LightReader

Chapter 5 - Ketika Diam Lebih Keras dari Kata-Kata

Karya: Fajri Maulana Zibon

‎Penerbit: ZIBON UPDATE Production

‎Ada masa di mana Semar berhenti menjelaskan apa pun kepada siapa pun.

‎Bukan karena ia menyerah, tapi karena ia sadar — tidak semua orang siap mendengar kebenaran yang sederhana.

‎Kadang, diam lebih kuat daripada suara; karena dalam diam, kita belajar memilah mana yang pantas didengar dan mana yang cukup diserahkan pada waktu.

‎Seiring berjalannya waktu, Semar mulai terbiasa dengan keheningan.

‎Ia tidak lagi sibuk menjawab pandangan miring orang lain, tidak lagi membantah ketika disebut tidak punya semangat, dan tidak lagi kecewa ketika nasihatnya dianggap angin lalu.

‎Ia hanya tersenyum, karena tahu bahwa hidup tidak perlu dihabiskan untuk membuktikan diri kepada orang yang tidak ingin mengerti.
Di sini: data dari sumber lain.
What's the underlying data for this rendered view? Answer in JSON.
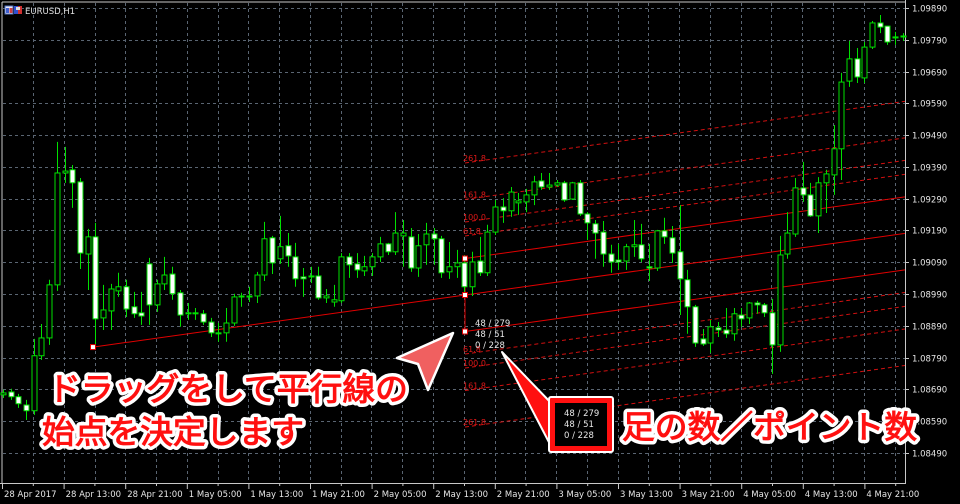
{
  "window": {
    "symbol_title": "EURUSD,H1"
  },
  "price_axis": [
    "1.09890",
    "1.09790",
    "1.09690",
    "1.09590",
    "1.09490",
    "1.09390",
    "1.09290",
    "1.09190",
    "1.09090",
    "1.08990",
    "1.08890",
    "1.08790",
    "1.08690",
    "1.08590",
    "1.08490"
  ],
  "time_axis": [
    "28 Apr 2017",
    "28 Apr 13:00",
    "28 Apr 21:00",
    "1 May 05:00",
    "1 May 13:00",
    "1 May 21:00",
    "2 May 05:00",
    "2 May 13:00",
    "2 May 21:00",
    "3 May 05:00",
    "3 May 13:00",
    "3 May 21:00",
    "4 May 05:00",
    "4 May 13:00",
    "4 May 21:00"
  ],
  "fibo_channel": {
    "color": "#e00000",
    "levels": [
      "61.8",
      "100.0",
      "161.8",
      "261.8"
    ],
    "readout": [
      "48 / 279",
      "48 / 51",
      "0 / 228"
    ]
  },
  "callout_box": {
    "lines": [
      "48 / 279",
      "48 / 51",
      "0 / 228"
    ]
  },
  "annotations": {
    "left_line1": "ドラッグをして平行線の",
    "left_line2": "始点を決定します",
    "right": "足の数／ポイント数",
    "text_color": "#ff1010",
    "arrow_color": "#f06060"
  },
  "chart_data": {
    "type": "candlestick",
    "symbol": "EURUSD",
    "timeframe": "H1",
    "bull_color": "#00e000",
    "bear_fill": "#ffffff",
    "ylim": [
      1.0849,
      1.0989
    ],
    "columns": [
      "open",
      "high",
      "low",
      "close"
    ],
    "candles": [
      [
        1.08673,
        1.08689,
        1.08663,
        1.08679
      ],
      [
        1.08682,
        1.08692,
        1.08657,
        1.08667
      ],
      [
        1.08667,
        1.08676,
        1.08632,
        1.08645
      ],
      [
        1.08641,
        1.08657,
        1.08594,
        1.08623
      ],
      [
        1.08623,
        1.08849,
        1.0861,
        1.08796
      ],
      [
        1.08796,
        1.08896,
        1.08783,
        1.08852
      ],
      [
        1.08852,
        1.09035,
        1.0883,
        1.09019
      ],
      [
        1.09019,
        1.09469,
        1.09,
        1.09371
      ],
      [
        1.09371,
        1.09453,
        1.0934,
        1.09377
      ],
      [
        1.09381,
        1.09396,
        1.09261,
        1.0934
      ],
      [
        1.09343,
        1.09355,
        1.09069,
        1.09119
      ],
      [
        1.09116,
        1.09195,
        1.09003,
        1.0917
      ],
      [
        1.0917,
        1.09214,
        1.08824,
        1.08912
      ],
      [
        1.08915,
        1.09019,
        1.08877,
        1.0894
      ],
      [
        1.08937,
        1.09022,
        1.08877,
        1.09006
      ],
      [
        1.09,
        1.09057,
        1.08981,
        1.09013
      ],
      [
        1.09013,
        1.09035,
        1.08918,
        1.08943
      ],
      [
        1.0895,
        1.08997,
        1.08915,
        1.08928
      ],
      [
        1.08931,
        1.08997,
        1.08893,
        1.08921
      ],
      [
        1.09085,
        1.09104,
        1.08893,
        1.08956
      ],
      [
        1.08956,
        1.09035,
        1.08934,
        1.09022
      ],
      [
        1.09022,
        1.09107,
        1.09003,
        1.0905
      ],
      [
        1.09053,
        1.09076,
        1.08972,
        1.08991
      ],
      [
        1.08994,
        1.09003,
        1.08887,
        1.08924
      ],
      [
        1.08931,
        1.08962,
        1.08909,
        1.08928
      ],
      [
        1.08928,
        1.08946,
        1.08909,
        1.08931
      ],
      [
        1.08928,
        1.0894,
        1.08893,
        1.08902
      ],
      [
        1.08902,
        1.08915,
        1.08855,
        1.08868
      ],
      [
        1.08865,
        1.08899,
        1.0884,
        1.08868
      ],
      [
        1.08868,
        1.08946,
        1.0884,
        1.08899
      ],
      [
        1.08899,
        1.08991,
        1.0889,
        1.08981
      ],
      [
        1.08981,
        1.08994,
        1.0895,
        1.08984
      ],
      [
        1.08984,
        1.09013,
        1.08965,
        1.08981
      ],
      [
        1.08984,
        1.0906,
        1.08962,
        1.0905
      ],
      [
        1.0905,
        1.09217,
        1.09031,
        1.09164
      ],
      [
        1.09167,
        1.09173,
        1.09053,
        1.09088
      ],
      [
        1.09101,
        1.09236,
        1.09085,
        1.09139
      ],
      [
        1.09142,
        1.09182,
        1.09076,
        1.0911
      ],
      [
        1.09107,
        1.09151,
        1.09013,
        1.09038
      ],
      [
        1.09044,
        1.09072,
        1.08981,
        1.09038
      ],
      [
        1.09044,
        1.09076,
        1.09025,
        1.09047
      ],
      [
        1.09047,
        1.09076,
        1.08972,
        1.08978
      ],
      [
        1.08978,
        1.09006,
        1.08962,
        1.08984
      ],
      [
        1.08965,
        1.09019,
        1.0895,
        1.08972
      ],
      [
        1.08969,
        1.09119,
        1.08962,
        1.09107
      ],
      [
        1.09107,
        1.09119,
        1.09041,
        1.09082
      ],
      [
        1.09085,
        1.09119,
        1.09041,
        1.09066
      ],
      [
        1.09063,
        1.0911,
        1.09047,
        1.09076
      ],
      [
        1.09076,
        1.09119,
        1.09047,
        1.09107
      ],
      [
        1.09107,
        1.0917,
        1.09091,
        1.09148
      ],
      [
        1.09148,
        1.09151,
        1.09113,
        1.09123
      ],
      [
        1.09123,
        1.09248,
        1.09113,
        1.09182
      ],
      [
        1.09173,
        1.09223,
        1.09076,
        1.09182
      ],
      [
        1.0917,
        1.09198,
        1.0906,
        1.09072
      ],
      [
        1.09072,
        1.09179,
        1.09044,
        1.09142
      ],
      [
        1.09145,
        1.09214,
        1.09082,
        1.09179
      ],
      [
        1.09179,
        1.09198,
        1.09082,
        1.09164
      ],
      [
        1.09164,
        1.09173,
        1.09041,
        1.09057
      ],
      [
        1.0906,
        1.09154,
        1.09038,
        1.09076
      ],
      [
        1.09076,
        1.09129,
        1.09041,
        1.09088
      ],
      [
        1.09088,
        1.09113,
        1.08981,
        1.09013
      ],
      [
        1.09013,
        1.09123,
        1.08984,
        1.09091
      ],
      [
        1.09094,
        1.0917,
        1.09047,
        1.09057
      ],
      [
        1.09057,
        1.09208,
        1.09047,
        1.09185
      ],
      [
        1.09185,
        1.09286,
        1.09176,
        1.09264
      ],
      [
        1.09264,
        1.09292,
        1.09214,
        1.09252
      ],
      [
        1.09252,
        1.09327,
        1.09233,
        1.09311
      ],
      [
        1.09277,
        1.09308,
        1.09239,
        1.09283
      ],
      [
        1.0928,
        1.09321,
        1.09248,
        1.09302
      ],
      [
        1.09302,
        1.09362,
        1.0927,
        1.09343
      ],
      [
        1.09346,
        1.09371,
        1.09318,
        1.09327
      ],
      [
        1.09327,
        1.09371,
        1.09318,
        1.09333
      ],
      [
        1.09333,
        1.09349,
        1.09327,
        1.0934
      ],
      [
        1.0934,
        1.09346,
        1.0928,
        1.09286
      ],
      [
        1.09289,
        1.09343,
        1.09286,
        1.0934
      ],
      [
        1.0934,
        1.09349,
        1.09236,
        1.09242
      ],
      [
        1.09242,
        1.09248,
        1.0916,
        1.09214
      ],
      [
        1.09211,
        1.09223,
        1.09101,
        1.09182
      ],
      [
        1.09185,
        1.0922,
        1.09076,
        1.09116
      ],
      [
        1.09116,
        1.09145,
        1.09057,
        1.09091
      ],
      [
        1.09097,
        1.09148,
        1.09066,
        1.09091
      ],
      [
        1.09094,
        1.09148,
        1.09066,
        1.09139
      ],
      [
        1.09139,
        1.09223,
        1.09107,
        1.09145
      ],
      [
        1.09145,
        1.09211,
        1.09091,
        1.09101
      ],
      [
        1.09076,
        1.09148,
        1.09031,
        1.09072
      ],
      [
        1.09072,
        1.09192,
        1.09063,
        1.09189
      ],
      [
        1.09189,
        1.0923,
        1.09148,
        1.0917
      ],
      [
        1.09167,
        1.09204,
        1.09088,
        1.09119
      ],
      [
        1.09123,
        1.0927,
        1.08924,
        1.09038
      ],
      [
        1.09035,
        1.09066,
        1.08865,
        1.0895
      ],
      [
        1.0895,
        1.08956,
        1.08824,
        1.08836
      ],
      [
        1.08849,
        1.0888,
        1.08827,
        1.08833
      ],
      [
        1.08836,
        1.08909,
        1.08805,
        1.08887
      ],
      [
        1.08884,
        1.08902,
        1.08855,
        1.08877
      ],
      [
        1.08877,
        1.08946,
        1.08852,
        1.08865
      ],
      [
        1.08865,
        1.08946,
        1.08843,
        1.08928
      ],
      [
        1.08924,
        1.08946,
        1.08887,
        1.08912
      ],
      [
        1.08915,
        1.08965,
        1.08896,
        1.08962
      ],
      [
        1.08962,
        1.08969,
        1.08928,
        1.08956
      ],
      [
        1.08956,
        1.08962,
        1.08918,
        1.08931
      ],
      [
        1.08931,
        1.08975,
        1.08739,
        1.0883
      ],
      [
        1.0883,
        1.09173,
        1.08808,
        1.09113
      ],
      [
        1.09116,
        1.09248,
        1.09101,
        1.09182
      ],
      [
        1.09179,
        1.09355,
        1.0917,
        1.09324
      ],
      [
        1.09324,
        1.09406,
        1.0928,
        1.09302
      ],
      [
        1.09302,
        1.0934,
        1.09233,
        1.09236
      ],
      [
        1.09236,
        1.09358,
        1.09182,
        1.0934
      ],
      [
        1.0934,
        1.09381,
        1.09245,
        1.09368
      ],
      [
        1.09365,
        1.09522,
        1.09302,
        1.09447
      ],
      [
        1.09447,
        1.09686,
        1.09349,
        1.09657
      ],
      [
        1.0966,
        1.09786,
        1.09642,
        1.0973
      ],
      [
        1.0973,
        1.09764,
        1.09654,
        1.09673
      ],
      [
        1.0967,
        1.09783,
        1.09654,
        1.09767
      ],
      [
        1.09767,
        1.09849,
        1.09761,
        1.09843
      ],
      [
        1.09843,
        1.09868,
        1.09811,
        1.0983
      ],
      [
        1.09833,
        1.09833,
        1.09774,
        1.09783
      ],
      [
        1.09799,
        1.09815,
        1.09774,
        1.09799
      ],
      [
        1.09799,
        1.09811,
        1.09786,
        1.09802
      ]
    ]
  }
}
‎Diamnya Semar bukan tanda kalah, melainkan bentuk kendali atas dirinya sendiri.

‎Ia menyadari bahwa setiap kata punya bobot, dan terlalu banyak bicara hanya akan menambah luka.

‎Maka dari itu, ia belajar berbicara seperlunya, bertindak secukupnya, dan berdoa sebanyak-banyaknya.

‎Kak Rani sering salah menafsirkan ketenangannya.

‎Baginya, diam berarti tidak peduli. Tapi bagi Semar, diam adalah cara paling lembut untuk menjaga kedamaian di rumah yang rapuh.

‎Ia tahu, setiap kali ia menjawab dengan emosi, hanya akan menambah jarak.

‎Maka kali ini, ia memilih menjaga jarak tanpa membenci.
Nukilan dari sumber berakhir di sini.